This stanza of Psalm 119 begins with and is dominated by petition. Like all the psalmists, when trouble comes he runs to God in prayer not from Him in rebellion. Three times the poet prays, “Give me life,” appealing in turn to God’s “promise” (the will of God), God’s “justice” (God’s decisions) and God’s “steadfast love” (the heart of God). As affirmed throughout, God’s justice ultimately takes the form of merciful love and is carried out only as He deems fit.

God’s “law” is not to be interpreted as a legal code, as the Torah or as the tradition of the scribes. It is the Lord who teaches the law and all of it points back to Him and His will.
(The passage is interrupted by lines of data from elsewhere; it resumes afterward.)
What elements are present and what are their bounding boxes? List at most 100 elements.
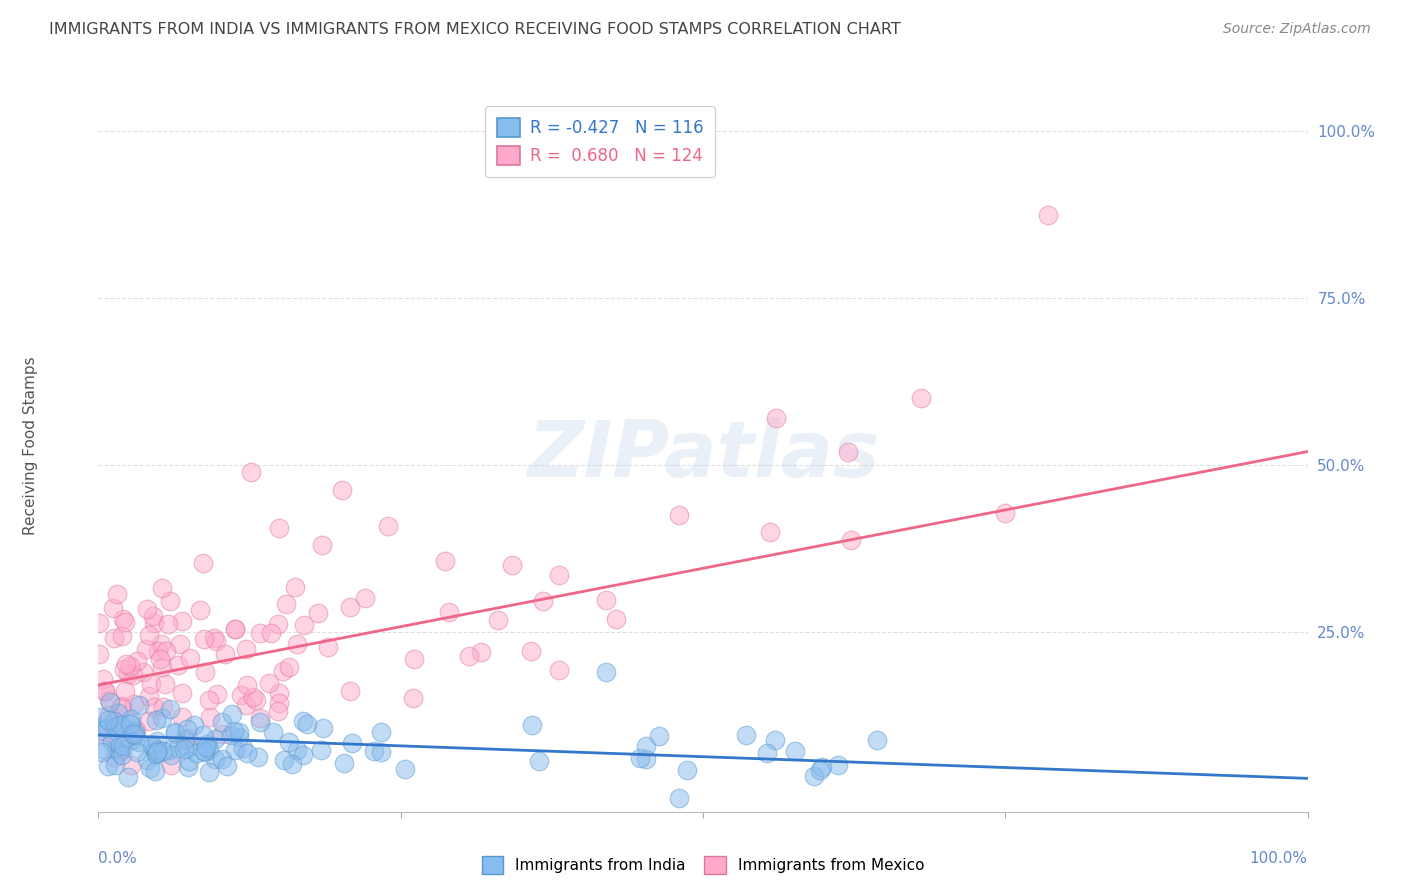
Point	[276, 597, 298, 611]
Point	[131, 665, 153, 679]
Point	[94, 683, 117, 698]
Point	[605, 611, 627, 625]
Point	[166, 658, 188, 673]
Point	[204, 752, 226, 766]
Point	[139, 761, 162, 775]
Point	[177, 741, 200, 756]
Point	[249, 711, 271, 725]
Point	[668, 791, 690, 805]
Point	[910, 391, 932, 405]
Point	[634, 752, 657, 766]
Point	[285, 743, 308, 757]
Point	[108, 718, 131, 732]
Point	[235, 642, 257, 657]
Point	[803, 769, 825, 783]
Point	[311, 743, 333, 757]
Point	[217, 759, 239, 773]
Point	[112, 662, 135, 676]
Point	[96, 721, 118, 735]
Point	[520, 644, 543, 658]
Point	[235, 678, 257, 692]
Point	[675, 764, 697, 778]
Point	[108, 745, 131, 759]
Point	[595, 665, 617, 679]
Point	[193, 744, 215, 758]
Point	[150, 711, 173, 725]
Point	[811, 759, 834, 773]
Point	[205, 634, 228, 648]
Point	[91, 672, 114, 686]
Point	[363, 744, 385, 758]
Point	[394, 762, 416, 776]
Point	[103, 631, 125, 645]
Point	[785, 744, 807, 758]
Point	[141, 740, 163, 755]
Point	[214, 648, 236, 662]
Point	[170, 686, 193, 700]
Point	[120, 717, 142, 731]
Point	[278, 734, 301, 748]
Point	[101, 733, 124, 747]
Point	[312, 721, 335, 735]
Point	[110, 743, 132, 757]
Point	[280, 757, 302, 772]
Point	[291, 747, 314, 762]
Point	[221, 706, 243, 721]
Point	[339, 599, 361, 614]
Point	[124, 728, 146, 742]
Point	[211, 715, 233, 730]
Point	[242, 690, 264, 704]
Point	[107, 706, 129, 720]
Point	[122, 727, 145, 741]
Point	[232, 740, 254, 755]
Point	[231, 688, 253, 702]
Point	[235, 746, 257, 760]
Point	[179, 651, 201, 665]
Text: Source: ZipAtlas.com: Source: ZipAtlas.com	[1223, 22, 1371, 37]
Point	[267, 696, 290, 710]
Point	[94, 684, 117, 698]
Point	[520, 718, 543, 732]
Point	[104, 758, 127, 772]
Point	[177, 731, 200, 745]
Point	[127, 745, 149, 759]
Point	[150, 581, 173, 595]
Point	[198, 765, 221, 780]
Point	[759, 525, 782, 540]
Point	[183, 718, 205, 732]
Point	[110, 700, 132, 714]
Point	[177, 760, 200, 774]
Point	[173, 742, 195, 756]
Point	[307, 606, 329, 620]
Point	[115, 657, 138, 671]
Point	[125, 723, 148, 737]
Point	[548, 567, 571, 582]
Point	[198, 709, 221, 723]
Point	[128, 734, 150, 748]
Point	[224, 723, 246, 738]
Point	[808, 763, 831, 777]
Point	[240, 465, 263, 479]
Point	[139, 677, 162, 691]
Text: Receiving Food Stamps: Receiving Food Stamps	[24, 357, 38, 535]
Point	[149, 652, 172, 666]
Point	[434, 554, 457, 568]
Point	[224, 622, 246, 636]
Point	[224, 622, 246, 636]
Point	[249, 625, 271, 640]
Point	[91, 745, 114, 759]
Point	[155, 677, 177, 691]
Point	[104, 750, 127, 764]
Point	[283, 580, 305, 594]
Point	[756, 746, 779, 760]
Point	[160, 758, 183, 772]
Point	[146, 743, 169, 757]
Point	[402, 691, 425, 706]
Point	[163, 726, 186, 740]
Point	[734, 729, 756, 743]
Legend: Immigrants from India, Immigrants from Mexico: Immigrants from India, Immigrants from M…	[475, 850, 931, 880]
Point	[141, 738, 163, 752]
Point	[333, 756, 356, 770]
Point	[138, 628, 160, 642]
Point	[136, 753, 159, 767]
By keeping the law one is seeking the Lord and therefore a faithful disciple.

The law is not kept simply by human determination but through prayer and God’s help (see vv. 10, 18, 25, 36). Contrary to a worldly perspective obedience to the law becomes not a burden but a source of unfailing joy (see vv. 24, 35, 77, 92).

God’s Word points to His love. (156–159)

The psalmist affirms the Lord’s bountiful mercy and compassion. God’s Word has its beginning in honesty and His judgment is forever just. With these assurances the poet vows not to turn away from the Lord’s precepts despite the number of those who oppress him. He loves the Lord’s commandments and will not swerve from God’s will.

As for the wicked persons who attack the writer they make no effort to learn or cherish the Lord’s “statutes.” The poet knows deliverance is far from them.

We can be sure God’s Word is true. (160)

As in earlier passages verse 160 highlights God’s faithfulness, declaring the “sum” of His Word is “true” or “truth.” Again this attribute of reliable truth is regularly associated with God’s mercy and love (see Ex. 34:6–7) and with God’s righteousness (see vv. 75, 142). Only the Lord knows the perfect balance by which mercy and righteousness are meted out. Thankfully God is love and His unconditional love extends to many of us who do not deserve it.

The “sum” here literally means “the head” and its use here is equivalent to the “census” in Exodus 30:12 and Numbers 1:2. Just as God’s census demanded every member of Israel be accounted for, here the word declares every part of God’s Word is true. An appropriate rendering would be “God’s Word in its entirety is true.”

As this study comes to a close it is worth noting that many scholars look upon Psalm 119 and especially its later stanzas as an introduction to the Psalms of Ascent that were sung on pilgrimage to the temple in Jerusalem (Pss. 129–134). Pilgrims often passed through hostile territory (119:81–88) and were grateful at the end (vv. 89–96). The sojourners would pray during their stay in Jerusalem (vv. 97–128) and before departure from the Holy City (vv. 129–136). They would reflect on God’s Word during the return journey (vv. 137–160) and upon arrival home (vv. 161–176).

As fellow travelers on this journey of faith, likewise may we sing and live our faithfulness to God’s Word which is true in its entirety.